Community acquired bacteremia in young children from central Nigeria--a pilot study.

BACKGROUND: Reports of the etiology of bacteremia in children from Nigeria are sparse and have been confounded by wide spread non-prescription antibiotic use and suboptimal laboratory culture techniques. We aimed to determine causative agents and underlying predisposing conditions of bacteremia in Nigerian children using data arising during the introduction of an automated blood culture system accessed by 7 hospitals and clinics in the Abuja area. METHODS: Between September 2008 and November 2009, we enrolled children with clinically suspected bacteremia at rural and urban clinical facilities in Abuja or within the Federal Capital Territory of Nigeria. Blood was cultured using an automated system with antibiotic removing device. We documented clinical features in all children and tested for prior antibiotic use in a random sample of sera from children from each site. RESULTS: 969 children aged 2 months-5 years were evaluated. Mean age was 21±15.2 months. All children were not systematically screened but there were 59 (6%) children with established diagnosis of sickle cell disease and 42 (4.3%) with HIV infection. Overall, 212 (20.7%) had a positive blood culture but in only 105 (10.8%) were these considered to be clinically significant.
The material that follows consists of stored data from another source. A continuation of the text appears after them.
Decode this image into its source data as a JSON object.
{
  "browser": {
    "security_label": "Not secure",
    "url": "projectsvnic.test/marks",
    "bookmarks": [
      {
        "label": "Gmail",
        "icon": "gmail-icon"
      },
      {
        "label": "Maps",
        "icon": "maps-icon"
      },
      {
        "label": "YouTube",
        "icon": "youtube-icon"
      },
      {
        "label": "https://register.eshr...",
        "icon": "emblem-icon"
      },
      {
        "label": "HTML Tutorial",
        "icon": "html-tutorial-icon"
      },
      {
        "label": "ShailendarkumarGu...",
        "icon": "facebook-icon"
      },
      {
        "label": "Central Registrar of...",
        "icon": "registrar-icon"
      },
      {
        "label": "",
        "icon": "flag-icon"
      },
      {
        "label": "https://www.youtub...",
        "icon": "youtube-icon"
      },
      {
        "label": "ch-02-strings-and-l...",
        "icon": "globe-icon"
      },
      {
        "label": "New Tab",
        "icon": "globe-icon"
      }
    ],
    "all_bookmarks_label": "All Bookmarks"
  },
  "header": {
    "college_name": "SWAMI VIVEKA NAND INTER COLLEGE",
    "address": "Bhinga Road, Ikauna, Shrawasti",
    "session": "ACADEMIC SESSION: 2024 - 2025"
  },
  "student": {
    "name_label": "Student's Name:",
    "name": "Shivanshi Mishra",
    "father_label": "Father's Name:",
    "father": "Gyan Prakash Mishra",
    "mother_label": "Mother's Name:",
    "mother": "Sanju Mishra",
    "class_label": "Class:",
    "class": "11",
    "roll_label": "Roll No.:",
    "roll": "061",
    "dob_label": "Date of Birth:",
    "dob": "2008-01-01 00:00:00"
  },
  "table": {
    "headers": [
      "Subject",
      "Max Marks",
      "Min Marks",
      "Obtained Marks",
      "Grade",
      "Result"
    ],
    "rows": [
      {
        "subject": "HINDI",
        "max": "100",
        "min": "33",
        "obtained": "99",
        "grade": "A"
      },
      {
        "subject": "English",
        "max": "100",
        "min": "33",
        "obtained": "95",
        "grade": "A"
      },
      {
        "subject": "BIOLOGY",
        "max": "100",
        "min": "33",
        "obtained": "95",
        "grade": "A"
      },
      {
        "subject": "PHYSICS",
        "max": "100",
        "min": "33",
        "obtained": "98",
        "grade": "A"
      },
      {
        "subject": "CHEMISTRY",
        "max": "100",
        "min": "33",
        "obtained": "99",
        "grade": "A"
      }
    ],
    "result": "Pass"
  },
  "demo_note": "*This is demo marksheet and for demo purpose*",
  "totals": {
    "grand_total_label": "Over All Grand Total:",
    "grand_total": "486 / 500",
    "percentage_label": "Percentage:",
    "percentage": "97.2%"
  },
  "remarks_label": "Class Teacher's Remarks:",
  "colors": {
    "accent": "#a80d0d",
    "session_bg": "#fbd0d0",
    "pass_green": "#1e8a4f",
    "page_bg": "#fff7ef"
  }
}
Three agents, Staphylococcus aureus (20.9%), Salmonella typhi (20.9%) and Acinetobacter (12.3%) accounted for over half of the positive cultures. Streptococcus pneumoniae and non-typhi Salmonellae each accounted for 7.6%. Although not the leading cause of bacteremia, Streptococcus pneumoniae was the single leading cause of all deaths that occurred during hospitalization and after hospital discharge. CONCLUSION: S. typhi is a significant cause of vaccine-preventable morbidity while S. pneumoniae may be a leading cause of mortality in this setting. This observation contrasts with reports from most other African countries where non-typhi Salmonellae are predominant in young children. Expanded surveillance is required to confirm the preliminary observations from this pilot study to inform implementation of appropriate public health control measures.